Seminario Interdipartimentale di Algoritmica
 
 

Monday, May 17, 2004  12:00 noon
Modeling Locality: A Probabilistic Analysis of LRU and FWF
Luca Becchetti
Dipartimento di Informatica e Sistemistica, Università di Roma "La Sapienza"

DIS - Dipartimento di Informatica e Sistemistica, via Salaria 113
C3 Room, second floor

Abstract:
In this paper we explore the effects of locality on the performance of paging algorithms. Traditional competitive analysis fails to explain important properties of paging assessed by practical experience. In particular, the competitive ratios of paging algorithms that are known to be efficient in practice (e.g. LRU) are as poor as those of naive heuristics (e.g. FWF). It has been recognized that the main reason for these discrepancies lies in an unsatisfactory modelling of locality of reference exhibited by real request sequences. With paging as one of the motivating applications, many extensions to competitive analysis have been proposed in the recent past. Among the most interesting ones, the diffuse adversary proposed by Koutsoupias and Papadimitriou forces the adversary to generate request sequences according to properly defined families of probability distributions. The speficic adversary they propose, however, does not explicitly model locality of reference. We explicitely address this issue, proposing an adversarial model in which the probability of requesting a page is also a function of the page's age. In this way, our approach allows to capture the effect of locality of reference.
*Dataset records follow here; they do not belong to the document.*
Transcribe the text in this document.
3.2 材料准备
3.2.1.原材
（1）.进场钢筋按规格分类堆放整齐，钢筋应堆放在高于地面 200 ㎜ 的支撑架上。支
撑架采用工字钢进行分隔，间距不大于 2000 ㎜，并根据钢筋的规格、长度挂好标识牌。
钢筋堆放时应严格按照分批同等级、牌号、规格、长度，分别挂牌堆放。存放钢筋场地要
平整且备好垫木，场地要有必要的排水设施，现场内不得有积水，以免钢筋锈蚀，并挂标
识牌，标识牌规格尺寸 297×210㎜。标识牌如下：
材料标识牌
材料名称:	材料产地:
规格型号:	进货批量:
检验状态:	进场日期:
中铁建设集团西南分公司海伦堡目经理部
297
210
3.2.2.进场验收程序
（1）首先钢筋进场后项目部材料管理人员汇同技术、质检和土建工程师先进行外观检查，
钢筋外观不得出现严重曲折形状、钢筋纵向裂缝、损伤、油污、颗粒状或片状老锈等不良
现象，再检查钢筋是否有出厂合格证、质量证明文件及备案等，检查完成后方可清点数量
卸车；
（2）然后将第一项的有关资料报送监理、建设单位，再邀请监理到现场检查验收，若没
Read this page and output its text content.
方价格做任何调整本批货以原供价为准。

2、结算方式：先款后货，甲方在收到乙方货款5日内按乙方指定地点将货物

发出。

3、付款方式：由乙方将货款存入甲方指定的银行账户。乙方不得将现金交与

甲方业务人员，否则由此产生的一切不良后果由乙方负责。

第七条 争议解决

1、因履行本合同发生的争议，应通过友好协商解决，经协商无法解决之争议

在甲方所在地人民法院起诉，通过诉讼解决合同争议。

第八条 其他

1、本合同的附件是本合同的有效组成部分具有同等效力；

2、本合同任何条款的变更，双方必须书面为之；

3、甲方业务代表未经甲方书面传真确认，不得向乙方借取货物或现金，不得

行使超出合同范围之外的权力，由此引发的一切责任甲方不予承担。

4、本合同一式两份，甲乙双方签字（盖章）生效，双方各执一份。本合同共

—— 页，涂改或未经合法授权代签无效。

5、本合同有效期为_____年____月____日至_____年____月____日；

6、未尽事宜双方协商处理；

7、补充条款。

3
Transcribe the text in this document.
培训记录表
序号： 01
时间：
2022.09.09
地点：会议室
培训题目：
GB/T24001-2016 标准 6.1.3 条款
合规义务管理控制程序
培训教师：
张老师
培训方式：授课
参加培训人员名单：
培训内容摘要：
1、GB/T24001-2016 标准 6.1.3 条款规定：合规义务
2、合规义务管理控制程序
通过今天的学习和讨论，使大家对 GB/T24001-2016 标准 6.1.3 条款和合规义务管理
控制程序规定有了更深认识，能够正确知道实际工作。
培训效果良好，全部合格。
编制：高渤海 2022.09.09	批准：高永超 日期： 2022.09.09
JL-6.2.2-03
We consider several families of distributions and we prove that the competitive ratio of LRU becomes constant as locality increases, as expected. This result is strengthened when the distribution satisfies a further concavity/convexity property: in this case, the competitive ratio of LRU is always constant. We also propose a family of distributions parametrized by locality of reference and we prove that the performance of FWF rapidly degrades as locality increases, while the converse happens for LRU.